We got the most-excellent news last week that the Bill & Ted threequel, officially titled Bill & Ted: Face The Music, is a go, with production slated to begin this summer and a release planned for next summer, on August 21, 2020.
Today, we got more good news. The character of Death, who famously joined our favorite duo's band, Wyld Stallyns, be back and played by the same actor, William Sadler. The news was broken by the official Bill & Ted account:
No word on if the role will be a cameo or a larger part in the film. The movie will be filming in New Orleans this summer.
The film was written by the original creators, Chris Matheson and Ed Solomon along with Dean Parisot directing. The script is eight years in the making.

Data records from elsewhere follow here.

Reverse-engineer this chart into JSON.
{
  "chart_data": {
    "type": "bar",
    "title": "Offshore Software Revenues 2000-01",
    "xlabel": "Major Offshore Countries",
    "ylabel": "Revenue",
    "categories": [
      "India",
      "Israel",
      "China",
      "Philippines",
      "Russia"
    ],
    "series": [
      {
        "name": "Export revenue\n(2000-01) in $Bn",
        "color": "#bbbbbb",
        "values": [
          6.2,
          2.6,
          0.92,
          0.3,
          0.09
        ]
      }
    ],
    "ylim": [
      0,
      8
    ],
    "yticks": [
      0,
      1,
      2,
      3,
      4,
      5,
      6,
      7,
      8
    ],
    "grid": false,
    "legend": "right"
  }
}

THR offered this synopsis last year:
Bill & Ted Face the Music will see the duo long past their days as time-traveling teenagers and now weighed down by middle age and the responsibilities of family. They’ve written thousands of tunes, but they have yet to write a good one, much less the greatest song ever written. With the fabric of time and space tearing around them, a visitor from the future warns our heroes that only their song can save life as we know it. Out of luck and fresh out of inspiration, Bill and Ted set out on a time travel adventure to seek the song that will set their world right and bring harmony in the universe as we know it. Together with the aid of their daughters, a new crop of historical figures, and some sympathetic music legends, they find much, much more than just a song.
In an interview with Yahoo in 2014, Alex Winter gave a few more hints of the plot:
“[Bill & Ted] will be 40-something and it’s all about Bill and Ted grown up, or not grown up,” Winter tells us. “It’s really sweet and really f—-ing funny.
“But it’s a Bill & Ted movie, that’s what it is. It’s for the fans of Bill & Ted. It fits very neatly in the [series]. It’s not going to feel like a reboot. The conceit is really funny: What if you’re middle-aged, haven’t really grown up and you’re supposed to have saved the world and maybe, just maybe, you kinda haven’t?”
“There’s many versions of ourselves in this movie,” he continues. “[It’s] answering the question: ‘What happened to these guys?’ They’re supposed to have done all this stuff, they weren’t the brightest bulbs on the tree, what happened 20 years later? To answer that question in a comedic way felt rich with possibility.”